Однажды гамак, который я почему-то считала своим, оказался занят: в нём спала худенькая девочка в блузке-матроске, на вид, как и я, лет двенадцати.
– Катя, вставай, – растормошила её Татьяна Филипповна. – Тебе домой пора.
Девочка неохотно вылезла из гамака, недружелюбно посмотрела на меня и пошла из двора.
– Катя, постой! – крикнула я. - Гамак большой: мы в нём обе поместимся! Ой, да ты же вылитая Катерина Маслова!
- А я и есть Катерина Маслова, - ответила девочка. – Но ты-то откуда знаешь? Тётя Таня сказала?
- Да нет! Я недавно «Воскресение» прочитала, а там у Катерины Масловой точно такие глаза: цвета мокрой чёрной смородины. Нет, ну надо же… здорово как! Да не спеши ты домой: давай поговорим! А то я уже вторую неделю только с родителями и книгами. Скучно…
– Скучно? – удивилась Катя. – Здесь же море: разве с ним может быть скучно? Ты плавать-то хоть умеешь?
– Только по-собачьи. Но зато я отважная: до буйков доплываю!
***
Время уже не тянулось: летело!
Каждый день после обеда мы шли с Катей в известное только ей секретное место: крохотный пляж, зажатый невысокими скалами, а между ними такой узкий проход, что я испугалась: застряну.
– Не бойся, – успокоила Катя, – если даже застрянешь, я тебя не оставлю. Я не предательница, как остальные.
– А кто предатели? – удивилась я.
– Все! – отрезала Катя. – Меня все предают.
Мы сидели на почерневшей от времени лодке, когда-то выброшенной штормом на берег, и я рассказывала Кате о военном городке, спрятавшемся в белорусских лесах: «Ни за что не догадаешься, что под землёй – завод. Мы один раз за земляникой ходили, так прямо из-под земли солдат с ружьём появился и нас прогнал»; о книгах, которые прочитала, а Катя рассказывала мне о предателях.
– Меня всегда предавали. Сначала мама. Могла ведь жить и жить, у неё уже я была, а она из-за отца в море бросилась. Да нет, не столкнули: сама. Записку оставила, что больше так жить не может, и утопилась. Мне тётя Таня, её сестра, рассказала, когда я подросла. А отец-предатель сразу тётку привёл, мамой велел называть. Ага, как же… Она первым делом мамины фотографии убрала, до сих пор не знаю, куда. А злая: хоть из дома беги. Я и бухту-то эту нашла, чтоб было куда убегать. И учительница у меня была в первом классе… как я её любила! Как маму, наверное. А она замуж вышла и в Симферополь уехала.

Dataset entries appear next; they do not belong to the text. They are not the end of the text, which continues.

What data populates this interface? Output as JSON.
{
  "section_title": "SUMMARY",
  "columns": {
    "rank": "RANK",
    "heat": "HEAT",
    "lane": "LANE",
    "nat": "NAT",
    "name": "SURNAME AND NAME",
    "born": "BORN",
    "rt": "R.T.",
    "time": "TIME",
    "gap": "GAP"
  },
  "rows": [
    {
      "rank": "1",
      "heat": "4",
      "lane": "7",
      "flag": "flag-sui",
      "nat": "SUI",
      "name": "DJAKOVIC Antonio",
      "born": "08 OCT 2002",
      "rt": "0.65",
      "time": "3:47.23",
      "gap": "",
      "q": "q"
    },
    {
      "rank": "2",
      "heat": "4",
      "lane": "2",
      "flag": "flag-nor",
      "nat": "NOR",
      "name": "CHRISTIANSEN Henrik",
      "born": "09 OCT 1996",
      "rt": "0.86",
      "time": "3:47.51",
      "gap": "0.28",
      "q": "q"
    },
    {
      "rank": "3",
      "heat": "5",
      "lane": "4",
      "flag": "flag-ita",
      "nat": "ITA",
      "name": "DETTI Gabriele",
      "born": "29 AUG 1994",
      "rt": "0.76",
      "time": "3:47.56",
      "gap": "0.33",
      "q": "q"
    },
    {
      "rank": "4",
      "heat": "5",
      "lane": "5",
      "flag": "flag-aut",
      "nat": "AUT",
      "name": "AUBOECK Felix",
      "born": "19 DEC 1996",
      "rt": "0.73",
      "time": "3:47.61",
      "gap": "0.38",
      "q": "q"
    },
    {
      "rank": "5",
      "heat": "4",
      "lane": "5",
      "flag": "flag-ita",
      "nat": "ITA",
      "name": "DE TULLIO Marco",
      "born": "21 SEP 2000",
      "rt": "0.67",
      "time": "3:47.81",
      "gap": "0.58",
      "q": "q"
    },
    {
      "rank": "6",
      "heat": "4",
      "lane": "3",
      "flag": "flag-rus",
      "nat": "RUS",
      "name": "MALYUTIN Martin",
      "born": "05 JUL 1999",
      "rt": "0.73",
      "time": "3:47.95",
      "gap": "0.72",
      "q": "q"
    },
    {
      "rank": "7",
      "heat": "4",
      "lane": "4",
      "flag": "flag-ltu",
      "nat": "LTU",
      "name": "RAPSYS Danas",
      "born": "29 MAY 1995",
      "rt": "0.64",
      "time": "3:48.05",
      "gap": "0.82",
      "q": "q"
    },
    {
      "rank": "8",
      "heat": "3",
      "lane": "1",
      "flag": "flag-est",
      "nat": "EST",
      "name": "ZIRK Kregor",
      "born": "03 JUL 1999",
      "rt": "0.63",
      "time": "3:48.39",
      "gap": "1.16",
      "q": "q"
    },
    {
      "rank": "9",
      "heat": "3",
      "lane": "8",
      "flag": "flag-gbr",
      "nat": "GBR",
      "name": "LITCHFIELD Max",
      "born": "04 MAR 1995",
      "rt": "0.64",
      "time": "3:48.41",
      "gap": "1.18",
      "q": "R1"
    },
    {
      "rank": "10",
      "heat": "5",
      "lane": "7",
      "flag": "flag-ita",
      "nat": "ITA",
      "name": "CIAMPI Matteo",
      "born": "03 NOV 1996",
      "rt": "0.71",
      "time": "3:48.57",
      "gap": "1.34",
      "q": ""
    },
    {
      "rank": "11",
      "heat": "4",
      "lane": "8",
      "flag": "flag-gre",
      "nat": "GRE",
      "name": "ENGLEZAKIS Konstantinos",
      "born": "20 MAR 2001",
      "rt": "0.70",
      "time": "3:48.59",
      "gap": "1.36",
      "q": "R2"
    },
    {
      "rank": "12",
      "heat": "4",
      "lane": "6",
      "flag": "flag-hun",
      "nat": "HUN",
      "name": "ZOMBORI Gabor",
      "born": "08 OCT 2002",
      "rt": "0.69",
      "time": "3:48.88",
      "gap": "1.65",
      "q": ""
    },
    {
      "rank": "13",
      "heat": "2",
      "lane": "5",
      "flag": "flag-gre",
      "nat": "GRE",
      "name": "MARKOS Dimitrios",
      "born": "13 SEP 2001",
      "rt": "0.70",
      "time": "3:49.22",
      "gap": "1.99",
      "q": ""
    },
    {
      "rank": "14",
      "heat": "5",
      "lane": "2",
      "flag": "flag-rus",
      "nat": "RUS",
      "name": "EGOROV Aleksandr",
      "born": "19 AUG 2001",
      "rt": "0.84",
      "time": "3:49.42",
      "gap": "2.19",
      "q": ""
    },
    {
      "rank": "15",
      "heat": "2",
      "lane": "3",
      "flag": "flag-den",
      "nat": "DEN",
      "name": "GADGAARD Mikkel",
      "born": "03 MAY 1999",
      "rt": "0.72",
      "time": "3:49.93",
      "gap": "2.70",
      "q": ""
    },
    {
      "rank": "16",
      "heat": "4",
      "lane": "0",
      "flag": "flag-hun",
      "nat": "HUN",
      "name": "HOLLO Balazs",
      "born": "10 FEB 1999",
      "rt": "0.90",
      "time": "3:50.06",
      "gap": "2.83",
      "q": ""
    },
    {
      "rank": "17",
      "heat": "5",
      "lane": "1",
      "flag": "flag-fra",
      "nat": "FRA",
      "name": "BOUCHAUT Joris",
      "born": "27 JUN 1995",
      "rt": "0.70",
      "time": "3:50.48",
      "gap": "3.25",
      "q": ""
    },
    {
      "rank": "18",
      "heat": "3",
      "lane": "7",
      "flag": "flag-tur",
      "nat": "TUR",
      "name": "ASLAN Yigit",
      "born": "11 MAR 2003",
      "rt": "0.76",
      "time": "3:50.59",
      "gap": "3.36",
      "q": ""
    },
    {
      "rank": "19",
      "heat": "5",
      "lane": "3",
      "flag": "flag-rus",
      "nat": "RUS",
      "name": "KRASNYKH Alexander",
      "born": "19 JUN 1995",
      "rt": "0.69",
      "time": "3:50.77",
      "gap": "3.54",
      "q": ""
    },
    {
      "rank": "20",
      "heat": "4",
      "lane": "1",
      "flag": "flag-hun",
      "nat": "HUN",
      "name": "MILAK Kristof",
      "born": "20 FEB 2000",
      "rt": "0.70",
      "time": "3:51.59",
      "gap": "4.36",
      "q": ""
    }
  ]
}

– Но это же не предательство! Что ж ей: из-за учеников замуж не выходить?
– Так она через год вернулась. Я так обрадовалась, к ней подскочила, а она меня не узнала. «Это я, Катя!» А она: «Много вас», – говорит. И подруги предательницы: говорят, со мной неинтересно дружить: повторять всё приходится.
– Почему повторять?
– А я слышу неважно. Только море хорошо слышу. Вот скажи: оно шепчет или кричит?
– Ну, это просто: ветра нет, сильных волн тоже – значит, шепчет. Так?
– Нет, не так. Оно плачет сегодня. Не знаю, как объяснить… Если сама не слышишь,
никто не объяснит. А иногда оно мне поёт: то женским голосом, то мужским, но всегда без слов. Я не сразу его понимать научилась. Вот море никогда не предаст: оно честное, не то что люди. Тётка утром зовёт: «Катенька, иди завтракать…», а я знаю, что она меня ненавидит. Все лицемерят. Ты уедешь и тоже предашь: забудешь меня.
– Нет, Катя, я не предам. Просто у нас с тобой будет другая дружба: эпистолярная.
– Какая?
– Эпистолярная: будем письма друг другу писать.
***
А потом были письма.
Катя забыла слово «эпистолярная» и называла меня пистолетной подругой. Мне нравилось такое определение, и я её не поправляла: мои письма начинались с «Привет, пистолетная Катя!», а Катины с «Привет из катиной бухты!»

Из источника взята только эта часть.